Utilising material with no existing end market

Innovating high-performance materials in Wales

WRAP’s innovative supply chain trials work with businesses in Wales to increase the use of recycled material in products and ensure these products can be recycled.

Funded by Welsh Government, WRAP and multiple supply chain project partners aim to drive market confidence in using post-consumer recycled materials in products already on the market by demonstrating the economic and environmental benefits of doing so.

Innovating high-performance materials in Wales

Nextek, a consultancy that provides innovative, science-based solutions that address plastics recycling challenges, are leading a project with partners Fiberight, Ecodeck, MBA and European Metals Recycling (EMR) to demonstrate that waste plastic materials with no existing end-market can be used in high-performance products.

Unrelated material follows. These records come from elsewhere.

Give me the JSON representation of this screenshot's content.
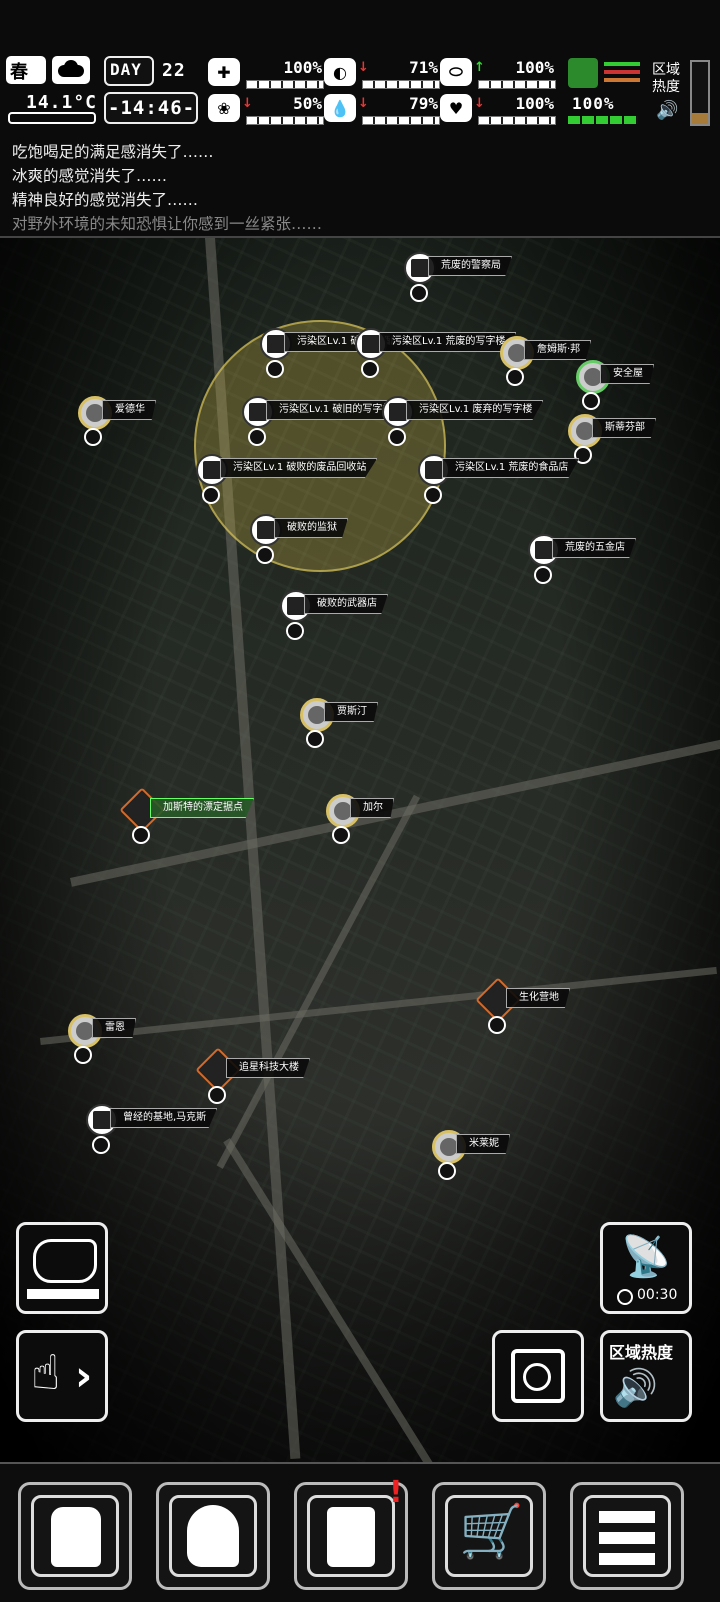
{
  "hud": {
    "season": "春",
    "temperature": "14.1°C",
    "day_label": "DAY",
    "day_number": "22",
    "clock": "-14:46-",
    "stats": [
      {
        "icon": "medkit-icon",
        "value": "100%",
        "level": 1.0
      },
      {
        "icon": "stomach-icon",
        "value": "71%",
        "trend": "down",
        "level": 0.71
      },
      {
        "icon": "bladder-icon",
        "value": "100%",
        "trend": "up",
        "level": 1.0
      },
      {
        "icon": "brain-icon",
        "value": "50%",
        "trend": "down",
        "level": 0.5
      },
      {
        "icon": "water-drop-icon",
        "value": "79%",
        "trend": "down",
        "level": 0.79
      },
      {
        "icon": "heart-icon",
        "value": "100%",
        "trend": "down",
        "level": 1.0
      }
    ],
    "stamina_value": "100%",
    "zone_heat_label": "区域\n热度",
    "zone_heat_line1": "区域",
    "zone_heat_line2": "热度"
  },
  "log": [
    "吃饱喝足的满足感消失了……",
    "冰爽的感觉消失了……",
    "精神良好的感觉消失了……",
    "对野外环境的未知恐惧让你感到一丝紧张……"
  ],
  "map": {
    "pois": [
      {
        "label": "荒废的警察局",
        "kind": "building"
      },
      {
        "label": "污染区Lv.1 破败的酒店",
        "kind": "building"
      },
      {
        "label": "污染区Lv.1 荒废的写字楼",
        "kind": "building"
      },
      {
        "label": "詹姆斯·邦",
        "kind": "npc"
      },
      {
        "label": "安全屋",
        "kind": "npc"
      },
      {
        "label": "爱德华",
        "kind": "npc"
      },
      {
        "label": "污染区Lv.1 破旧的写字楼",
        "kind": "building"
      },
      {
        "label": "污染区Lv.1 废弃的写字楼",
        "kind": "building"
      },
      {
        "label": "斯蒂芬部",
        "kind": "npc"
      },
      {
        "label": "污染区Lv.1 破败的废品回收站",
        "kind": "building"
      },
      {
        "label": "污染区Lv.1 荒废的食品店",
        "kind": "building"
      },
      {
        "label": "破败的监狱",
        "kind": "building"
      },
      {
        "label": "荒废的五金店",
        "kind": "building"
      },
      {
        "label": "破败的武器店",
        "kind": "building"
      },
      {
        "label": "贾斯汀",
        "kind": "npc"
      },
      {
        "label": "加斯特的漂定据点",
        "kind": "hq"
      },
      {
        "label": "加尔",
        "kind": "npc"
      },
      {
        "label": "生化营地",
        "kind": "hq"
      },
      {
        "label": "雷恩",
        "kind": "npc"
      },
      {
        "label": "追星科技大楼",
        "kind": "hq"
      },
      {
        "label": "曾经的基地,马克斯",
        "kind": "building"
      },
      {
        "label": "米莱妮",
        "kind": "npc"
      }
    ],
    "radar_timer": "00:30",
    "zone_heat_button": "区域热度"
  },
  "nav": [
    "backpack-icon",
    "brain-profile-icon",
    "journal-icon",
    "cart-icon",
    "menu-icon"
  ]
}
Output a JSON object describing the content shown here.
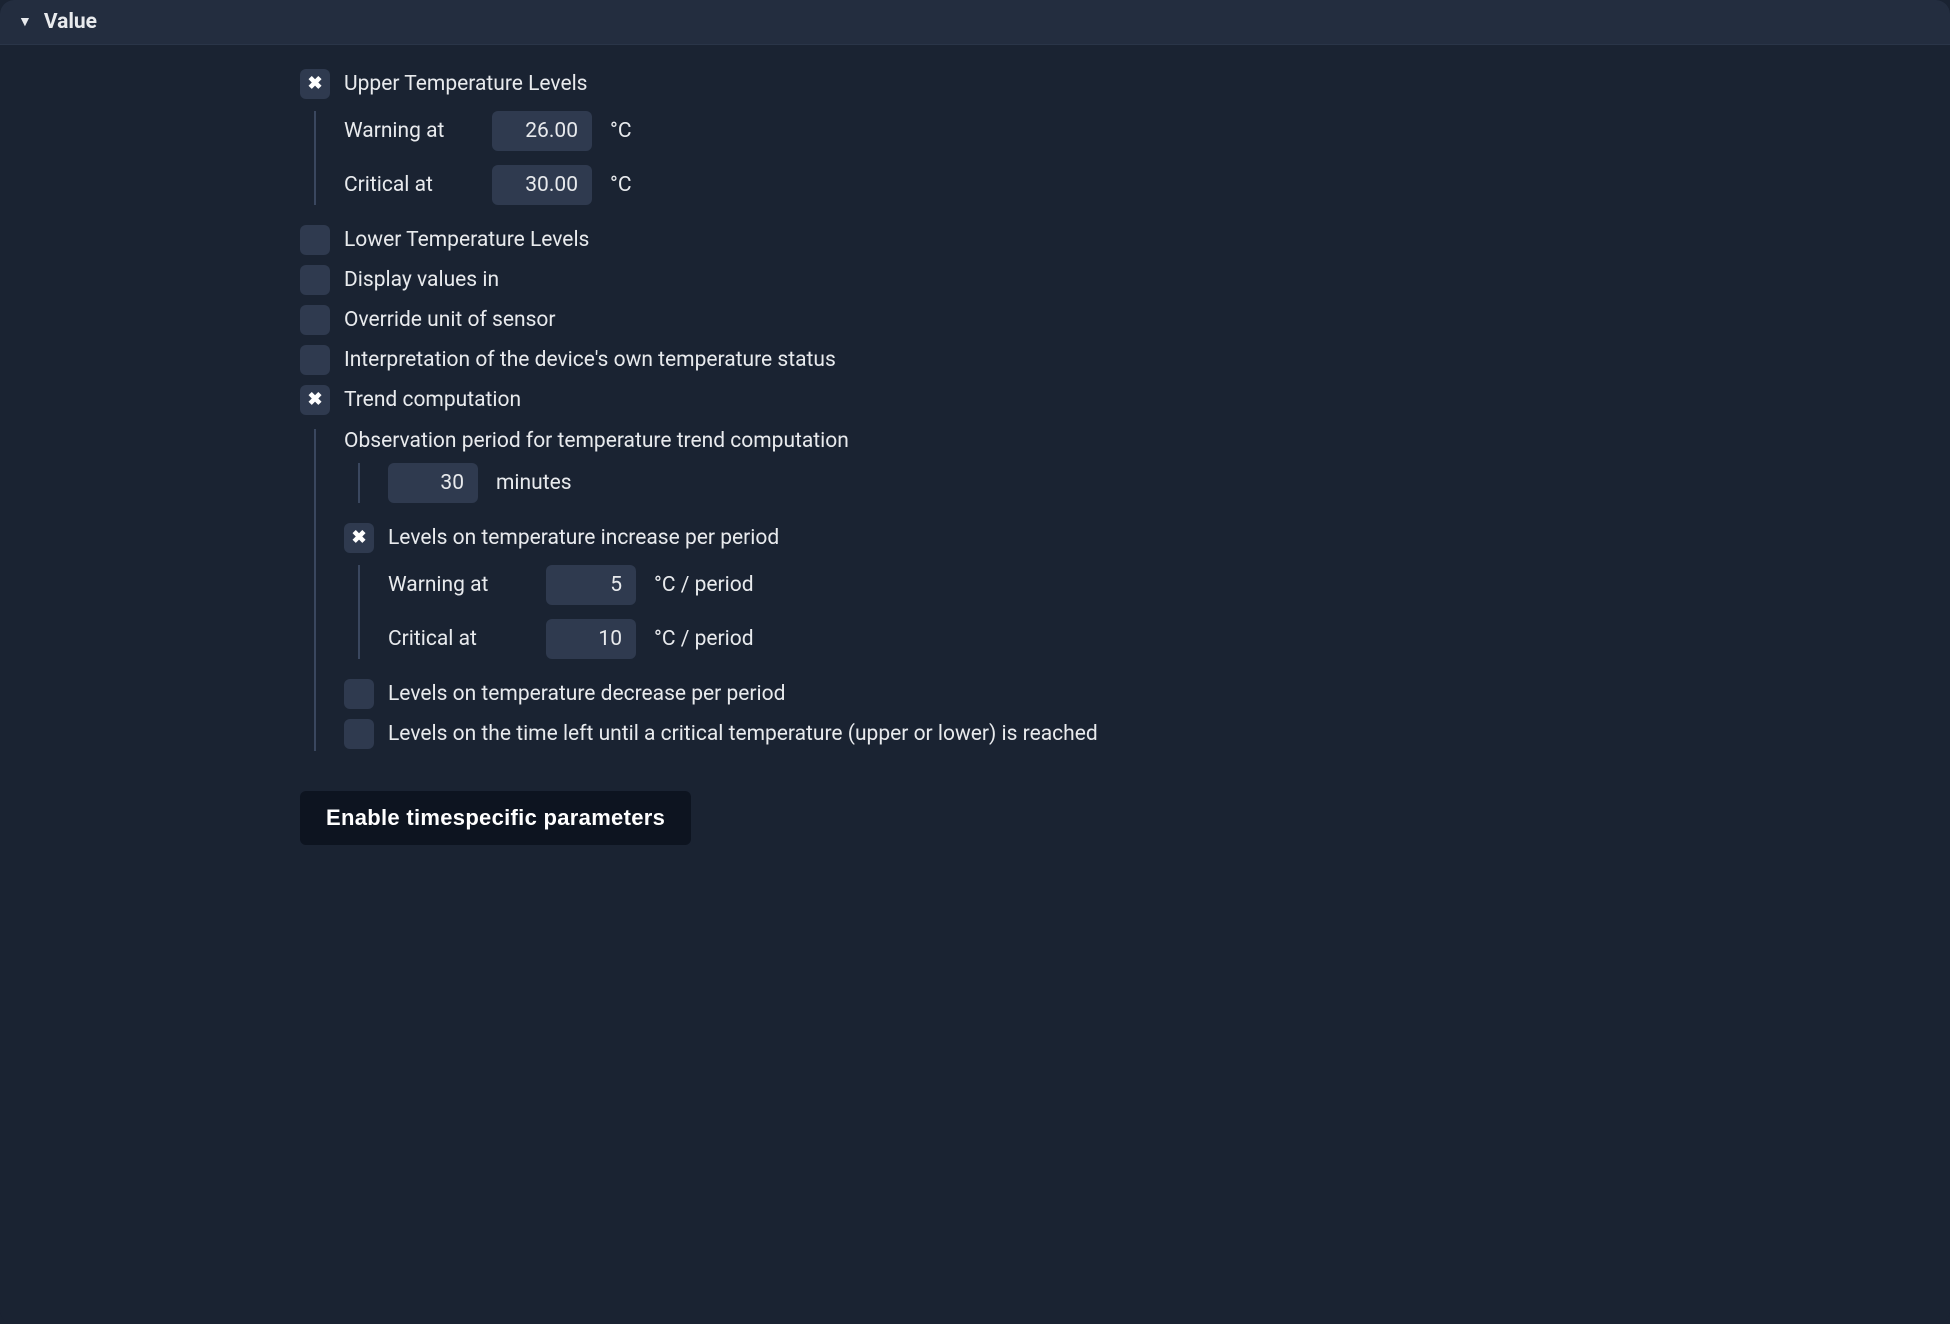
{
  "header": {
    "title": "Value"
  },
  "upper": {
    "label": "Upper Temperature Levels",
    "warning_label": "Warning at",
    "warning_value": "26.00",
    "warning_unit": "°C",
    "critical_label": "Critical at",
    "critical_value": "30.00",
    "critical_unit": "°C"
  },
  "options": {
    "lower_levels": "Lower Temperature Levels",
    "display_values_in": "Display values in",
    "override_unit": "Override unit of sensor",
    "interpretation": "Interpretation of the device's own temperature status"
  },
  "trend": {
    "label": "Trend computation",
    "observation_label": "Observation period for temperature trend computation",
    "observation_value": "30",
    "observation_unit": "minutes",
    "increase": {
      "label": "Levels on temperature increase per period",
      "warning_label": "Warning at",
      "warning_value": "5",
      "warning_unit": "°C / period",
      "critical_label": "Critical at",
      "critical_value": "10",
      "critical_unit": "°C / period"
    },
    "decrease_label": "Levels on temperature decrease per period",
    "timeleft_label": "Levels on the time left until a critical temperature (upper or lower) is reached"
  },
  "button": {
    "enable_timespecific": "Enable timespecific parameters"
  }
}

By utilising materials with no existing end-market, we are demonstrating the high value outlets for what is currently considered low value waste, supporting the Welsh Government's ambitious recycling targets.

Recently, WRAP visited Fiberight's facility near Gowerton, Swansea, to witness their unique HYDRACYCLE process. This innovative resource recovery and valorisation system uses water to clean and segregate waste materials, diverting them from incineration or landfill. The team also visited the EMR facility in Cardiff to see how end-of-life vehicles are recycled and valuable polymers are extracted. The polymers are then sent to MBA for further processing.

As part of our project, we are trialling the usage of Fiberight's mixed film and fibre outputs in the manufacture of composite decking products. By incorporating these outputs along with materials salvaged from end-of-life vehicles, we aim to displace the usage of imported wood fibre while maintaining the aesthetics and market appeal of the product.

Additionally, we are exploring the potential of an intensive washing process to further clean the Fiberight film material. This part of the project seeks to understand whether this additional cleaning step would result in material of a higher value. This opens up opportunities for its use as a feedstock material, reducing our reliance on virgin material in the manufacture of film such as mulch and silage wrap and diverting it from landfill or energy-from-waste.